Cuco and Eddie watch a nuclear industry spokesperson on the news TV: Nuclear energy is the safest form of energy until it blows up and poisons everybody. Cuco: How about this idea? You can use nuclear power... when you get your own planet.
People aren’t losing perspective, it’s just that comparing the tsunami damage to the nuclear plant damage are apples and oranges. Of course there was a massive loss of life and property from the water, but strictly speaking you can clear the land with bulldozers and rebuild if society wants to.
(It’s a separate point to consider if you want to do that in a valley that sits on a major fault line so close to the ocean.
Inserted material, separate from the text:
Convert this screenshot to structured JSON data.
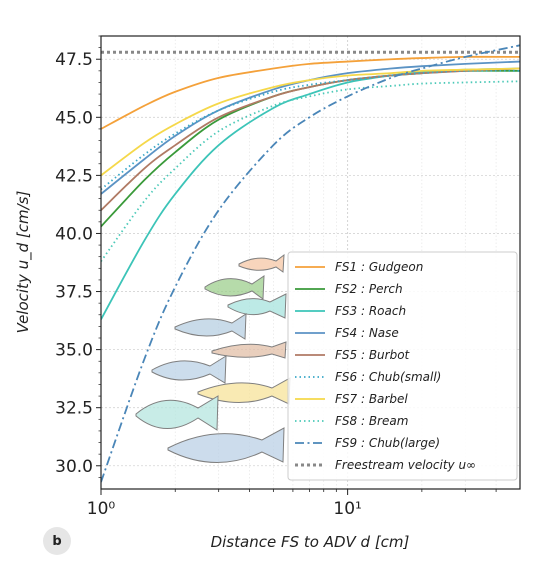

Same argument could have been made for New Orleans, or at least they might have chosen to build Denmark-quality defenses against a future water surge.)
The thing about the nuclear situation in Japan is that for all that’s gone wrong, it’s still been largely contained. But on the other hand what the so-called ‘alarmists’ want you to consider is that if the final containment casing were to fail, and there was a total meltdown released into the atmosphere - you could have a 50-mile radius of land contaminated to the point where it would have to be abandoned for hundreds of years, a la Chernoybl.
That’s the question some people consider when talking about new nuclear installations. As we’ve seen in this case “the chances are a million to one” isn’t quite true. In Japan, it feels like the chances of a major, life-changing environmental disaster have dropped to less than the chances of VCU winning the NCAA tournament. People should take this example, and decide if they are comfy with a nuclear plant 30 miles up the road.
Low energy prices are a fair consideration, but the risks shouldn’t be swept under the rug when making the choice.